Catat, Ajang Pemilihan Putra-Putri Tenun dan Songket Digelar Desember Tahun Ini

Ajang tersebut diharapkan menjadi tonggak di mana potensi tenun dan songket Indonesia bisa semakin dikenal dan menjadi kekuatan baik secara ekonomi, sosial, budaya, serta menumbuhkan sikap cinta Tanah Air.
Stefanus Arief Setiaji
Stefanus Arief Setiaji - Bisnis.com 08 November 2019  |  18:23 WIB

Bisnis.com, JAKARTA — Yayasan Cinta Budaya Kain Nusantara dan Komunitas Tenun Tradisional Indonesia akan menggelar acara Pemilihan Putra-Putri Tenun dan Songket yang akan digelar pada 19—22 Desember 2019.

Ketua Umum Yayasan Cinta Budaya Kain Nusantara Ana Mariana mengatakan bahwa ajang Pemilihan Putra-Putri Tenun dan Songket itu merupakan kegiatan skala nasional yang puncaknya berlangsung di Hotel Sultan Jakarta.

“Kegiatan ini merupakan respons atas Hari Tenun dan Songket yang dicanangkan oleh pemerintah,” ujarnya melalui keterangan resminya, Jumat (8/11/2019).

Ana mengungkapkan bahwa ajang tersebut diharapkan menjadi tonggak di mana potensi tenun dan songket Indonesia bisa semakin dikenal dan menjadi kekuatan baik secara ekonomi, sosial, budaya, serta menumbuhkan sikap cinta Tanah Air.

Menurutnya, saat ini kurang lebih terdapat 1 juta perajin tenun dan songket di seluruh Indonesia. “Harapan kami dengan acara ini, keberadaan mereka semakin terbantu,” katanya.

Dia menuturkan tenun dan songket merupakan budaya asli Indonesia.
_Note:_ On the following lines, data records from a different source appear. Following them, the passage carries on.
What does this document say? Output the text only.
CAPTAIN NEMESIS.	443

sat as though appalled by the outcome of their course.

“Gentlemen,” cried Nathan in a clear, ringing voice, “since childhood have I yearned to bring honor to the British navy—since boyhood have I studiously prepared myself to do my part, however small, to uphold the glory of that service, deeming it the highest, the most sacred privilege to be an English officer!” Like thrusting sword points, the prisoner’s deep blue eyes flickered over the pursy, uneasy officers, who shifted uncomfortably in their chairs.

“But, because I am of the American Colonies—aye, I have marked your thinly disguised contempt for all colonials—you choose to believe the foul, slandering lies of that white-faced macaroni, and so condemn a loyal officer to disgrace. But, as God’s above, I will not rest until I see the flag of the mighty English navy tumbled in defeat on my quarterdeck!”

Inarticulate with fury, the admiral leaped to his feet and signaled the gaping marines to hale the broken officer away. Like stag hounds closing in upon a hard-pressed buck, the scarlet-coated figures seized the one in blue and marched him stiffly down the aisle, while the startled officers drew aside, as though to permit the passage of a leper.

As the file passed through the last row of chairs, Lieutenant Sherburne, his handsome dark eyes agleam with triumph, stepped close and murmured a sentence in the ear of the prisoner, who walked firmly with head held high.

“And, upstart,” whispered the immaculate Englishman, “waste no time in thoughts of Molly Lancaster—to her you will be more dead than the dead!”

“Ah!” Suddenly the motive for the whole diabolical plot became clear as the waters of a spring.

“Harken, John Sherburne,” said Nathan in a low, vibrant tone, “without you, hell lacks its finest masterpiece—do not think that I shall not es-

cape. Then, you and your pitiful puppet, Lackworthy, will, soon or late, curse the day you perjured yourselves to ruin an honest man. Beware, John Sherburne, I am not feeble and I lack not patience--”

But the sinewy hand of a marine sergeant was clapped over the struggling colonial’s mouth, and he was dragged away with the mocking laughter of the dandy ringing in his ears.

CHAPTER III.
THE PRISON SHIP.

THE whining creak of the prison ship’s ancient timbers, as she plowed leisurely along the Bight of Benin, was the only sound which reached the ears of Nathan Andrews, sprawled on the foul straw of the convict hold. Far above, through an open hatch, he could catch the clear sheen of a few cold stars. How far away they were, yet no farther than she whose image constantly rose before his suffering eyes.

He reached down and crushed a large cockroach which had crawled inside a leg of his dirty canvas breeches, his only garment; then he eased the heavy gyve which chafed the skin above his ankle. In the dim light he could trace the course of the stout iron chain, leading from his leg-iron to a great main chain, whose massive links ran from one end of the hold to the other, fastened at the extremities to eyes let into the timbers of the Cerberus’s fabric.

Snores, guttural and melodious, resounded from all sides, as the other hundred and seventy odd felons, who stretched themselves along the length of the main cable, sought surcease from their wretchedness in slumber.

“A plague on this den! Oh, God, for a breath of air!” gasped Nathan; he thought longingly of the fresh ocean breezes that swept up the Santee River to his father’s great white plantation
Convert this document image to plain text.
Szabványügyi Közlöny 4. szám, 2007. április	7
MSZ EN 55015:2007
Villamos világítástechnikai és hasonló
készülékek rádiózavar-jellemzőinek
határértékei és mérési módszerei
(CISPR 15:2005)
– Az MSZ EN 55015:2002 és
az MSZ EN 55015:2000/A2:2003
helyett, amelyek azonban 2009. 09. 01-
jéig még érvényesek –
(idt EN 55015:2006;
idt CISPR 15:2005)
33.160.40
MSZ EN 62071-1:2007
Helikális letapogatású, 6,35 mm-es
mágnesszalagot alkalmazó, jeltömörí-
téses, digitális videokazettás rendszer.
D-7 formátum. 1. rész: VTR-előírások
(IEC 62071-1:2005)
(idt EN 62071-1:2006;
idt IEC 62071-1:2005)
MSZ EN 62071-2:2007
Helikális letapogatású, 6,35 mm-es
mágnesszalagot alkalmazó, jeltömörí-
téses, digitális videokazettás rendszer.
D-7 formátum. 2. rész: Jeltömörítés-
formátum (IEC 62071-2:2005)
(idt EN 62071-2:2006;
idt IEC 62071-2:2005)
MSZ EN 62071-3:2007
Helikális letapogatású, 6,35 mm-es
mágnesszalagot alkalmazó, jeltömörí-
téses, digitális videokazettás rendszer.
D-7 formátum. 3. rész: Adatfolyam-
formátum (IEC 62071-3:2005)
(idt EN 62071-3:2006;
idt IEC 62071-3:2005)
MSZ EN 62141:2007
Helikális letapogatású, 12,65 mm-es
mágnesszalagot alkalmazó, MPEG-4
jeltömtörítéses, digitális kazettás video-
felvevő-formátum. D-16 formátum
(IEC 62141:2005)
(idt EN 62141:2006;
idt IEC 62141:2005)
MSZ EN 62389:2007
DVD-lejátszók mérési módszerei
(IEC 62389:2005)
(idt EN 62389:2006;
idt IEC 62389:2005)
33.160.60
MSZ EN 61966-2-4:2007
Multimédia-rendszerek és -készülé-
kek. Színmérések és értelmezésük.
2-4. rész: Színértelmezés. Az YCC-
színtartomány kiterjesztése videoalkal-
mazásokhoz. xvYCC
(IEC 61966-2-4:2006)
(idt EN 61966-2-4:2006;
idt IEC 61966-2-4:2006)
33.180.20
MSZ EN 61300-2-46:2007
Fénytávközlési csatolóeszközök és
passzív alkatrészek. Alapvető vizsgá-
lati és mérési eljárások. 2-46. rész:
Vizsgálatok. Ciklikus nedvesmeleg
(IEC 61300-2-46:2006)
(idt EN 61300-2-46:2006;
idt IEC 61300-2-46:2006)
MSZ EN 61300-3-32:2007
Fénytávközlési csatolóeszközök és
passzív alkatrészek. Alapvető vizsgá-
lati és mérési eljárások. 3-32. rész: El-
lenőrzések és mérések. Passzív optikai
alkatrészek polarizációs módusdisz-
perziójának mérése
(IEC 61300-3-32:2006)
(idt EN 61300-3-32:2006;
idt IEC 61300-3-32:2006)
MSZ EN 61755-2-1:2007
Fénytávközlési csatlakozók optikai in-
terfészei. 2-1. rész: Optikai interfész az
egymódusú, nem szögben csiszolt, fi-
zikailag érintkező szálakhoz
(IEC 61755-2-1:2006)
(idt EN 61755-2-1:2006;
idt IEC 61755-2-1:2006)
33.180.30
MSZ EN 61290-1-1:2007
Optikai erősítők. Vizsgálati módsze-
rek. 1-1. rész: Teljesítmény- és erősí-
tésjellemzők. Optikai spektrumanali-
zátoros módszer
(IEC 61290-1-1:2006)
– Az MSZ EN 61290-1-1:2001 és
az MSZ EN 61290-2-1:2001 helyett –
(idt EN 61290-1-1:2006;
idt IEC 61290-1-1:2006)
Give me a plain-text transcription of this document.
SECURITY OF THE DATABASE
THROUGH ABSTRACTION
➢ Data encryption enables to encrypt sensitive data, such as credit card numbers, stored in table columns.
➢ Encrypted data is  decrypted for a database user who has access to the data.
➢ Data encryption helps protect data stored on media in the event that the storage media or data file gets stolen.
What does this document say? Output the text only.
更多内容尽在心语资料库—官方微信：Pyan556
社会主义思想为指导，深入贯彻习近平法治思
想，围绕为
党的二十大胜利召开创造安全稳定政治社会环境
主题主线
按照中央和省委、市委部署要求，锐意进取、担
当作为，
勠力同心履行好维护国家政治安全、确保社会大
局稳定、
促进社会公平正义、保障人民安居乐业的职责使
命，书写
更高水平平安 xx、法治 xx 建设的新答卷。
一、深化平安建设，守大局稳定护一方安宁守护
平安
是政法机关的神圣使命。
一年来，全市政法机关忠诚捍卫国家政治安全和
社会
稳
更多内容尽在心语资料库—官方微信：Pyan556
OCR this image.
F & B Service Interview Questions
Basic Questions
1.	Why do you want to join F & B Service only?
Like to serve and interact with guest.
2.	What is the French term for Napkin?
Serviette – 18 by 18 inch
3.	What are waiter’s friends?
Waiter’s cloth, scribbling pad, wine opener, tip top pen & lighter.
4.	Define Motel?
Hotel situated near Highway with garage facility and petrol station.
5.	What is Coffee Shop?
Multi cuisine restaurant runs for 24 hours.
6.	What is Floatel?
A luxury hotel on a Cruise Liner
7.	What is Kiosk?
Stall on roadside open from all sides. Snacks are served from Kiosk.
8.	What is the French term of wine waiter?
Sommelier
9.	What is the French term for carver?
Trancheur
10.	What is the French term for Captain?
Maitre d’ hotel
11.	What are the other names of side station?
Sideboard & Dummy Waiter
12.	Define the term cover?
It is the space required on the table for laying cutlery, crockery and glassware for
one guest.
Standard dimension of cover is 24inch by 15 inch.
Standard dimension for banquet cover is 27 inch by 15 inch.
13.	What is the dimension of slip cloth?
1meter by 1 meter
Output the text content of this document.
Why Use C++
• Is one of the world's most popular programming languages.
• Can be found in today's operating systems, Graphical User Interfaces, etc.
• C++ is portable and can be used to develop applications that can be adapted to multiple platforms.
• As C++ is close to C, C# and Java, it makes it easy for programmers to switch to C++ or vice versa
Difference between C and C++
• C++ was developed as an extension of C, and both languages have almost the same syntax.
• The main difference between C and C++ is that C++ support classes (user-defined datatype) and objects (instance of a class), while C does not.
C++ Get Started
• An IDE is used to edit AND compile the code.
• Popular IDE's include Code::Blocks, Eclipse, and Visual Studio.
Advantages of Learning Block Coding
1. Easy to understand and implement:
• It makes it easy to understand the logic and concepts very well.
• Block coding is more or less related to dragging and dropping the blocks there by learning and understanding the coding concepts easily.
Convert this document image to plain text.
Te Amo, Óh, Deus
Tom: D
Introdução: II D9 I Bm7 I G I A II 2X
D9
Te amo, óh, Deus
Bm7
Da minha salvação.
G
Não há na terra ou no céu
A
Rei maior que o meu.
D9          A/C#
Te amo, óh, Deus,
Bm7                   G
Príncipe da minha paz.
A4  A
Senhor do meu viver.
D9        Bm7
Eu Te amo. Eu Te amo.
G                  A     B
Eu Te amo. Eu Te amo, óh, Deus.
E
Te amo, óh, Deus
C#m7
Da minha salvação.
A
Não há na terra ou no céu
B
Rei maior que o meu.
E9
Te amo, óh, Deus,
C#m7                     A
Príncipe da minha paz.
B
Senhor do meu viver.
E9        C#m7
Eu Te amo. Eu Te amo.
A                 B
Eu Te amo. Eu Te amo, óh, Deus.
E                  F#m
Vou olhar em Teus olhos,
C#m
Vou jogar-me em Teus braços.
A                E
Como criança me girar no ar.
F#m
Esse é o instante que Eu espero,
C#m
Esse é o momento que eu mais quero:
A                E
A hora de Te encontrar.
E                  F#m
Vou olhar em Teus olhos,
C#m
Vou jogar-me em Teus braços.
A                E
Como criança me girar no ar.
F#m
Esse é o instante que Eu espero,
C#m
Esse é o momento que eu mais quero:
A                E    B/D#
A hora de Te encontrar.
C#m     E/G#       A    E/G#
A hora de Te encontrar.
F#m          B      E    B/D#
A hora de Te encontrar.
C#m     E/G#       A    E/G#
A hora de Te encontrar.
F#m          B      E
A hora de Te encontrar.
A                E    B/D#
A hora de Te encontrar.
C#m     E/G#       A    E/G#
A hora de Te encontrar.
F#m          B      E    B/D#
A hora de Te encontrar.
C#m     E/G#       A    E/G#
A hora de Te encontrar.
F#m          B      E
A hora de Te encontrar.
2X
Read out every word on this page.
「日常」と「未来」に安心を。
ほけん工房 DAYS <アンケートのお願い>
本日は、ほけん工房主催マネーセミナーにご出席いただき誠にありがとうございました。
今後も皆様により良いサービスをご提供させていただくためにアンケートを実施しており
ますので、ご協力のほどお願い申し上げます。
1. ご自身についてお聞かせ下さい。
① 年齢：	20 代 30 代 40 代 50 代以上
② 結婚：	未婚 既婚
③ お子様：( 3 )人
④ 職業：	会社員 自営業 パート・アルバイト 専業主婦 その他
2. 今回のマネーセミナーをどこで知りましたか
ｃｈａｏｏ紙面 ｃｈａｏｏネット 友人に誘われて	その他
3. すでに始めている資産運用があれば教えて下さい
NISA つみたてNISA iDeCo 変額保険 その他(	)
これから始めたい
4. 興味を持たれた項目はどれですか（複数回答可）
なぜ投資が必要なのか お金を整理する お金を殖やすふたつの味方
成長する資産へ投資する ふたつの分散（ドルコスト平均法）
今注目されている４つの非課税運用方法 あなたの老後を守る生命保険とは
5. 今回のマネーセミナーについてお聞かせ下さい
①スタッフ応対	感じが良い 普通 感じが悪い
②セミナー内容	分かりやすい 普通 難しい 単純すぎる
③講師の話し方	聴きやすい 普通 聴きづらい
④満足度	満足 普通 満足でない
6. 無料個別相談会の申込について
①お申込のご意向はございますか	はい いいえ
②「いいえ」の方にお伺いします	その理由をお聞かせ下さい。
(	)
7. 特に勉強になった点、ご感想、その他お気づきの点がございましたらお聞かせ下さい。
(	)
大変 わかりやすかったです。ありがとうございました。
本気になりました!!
Dengan mengangkat tema tenun dan songket, dia meyakini merupakan salah satu cara mengangkat citra Indonesia.

“Semoga ajang ini dapat meningkatkan ekonomi para penenun dan juga memberikan edukasi kepada generasi muda bahwa kita punya kok kain yang adi luhung dan indah baik dari motif, pembuatan dan sejarah panjang yang menyertainya. Sehingga semakin banyak yang melirik tenun sebagai pilihan berbusana,” kata Ana yang telah puluhan tahun membina dan mengembangkan tenun dan songket ini.

Ana mengajak semua stakeholder, baik swasta dan pemerintah baik pusat maupun daerah terlibat menyukseskan acara tersebut.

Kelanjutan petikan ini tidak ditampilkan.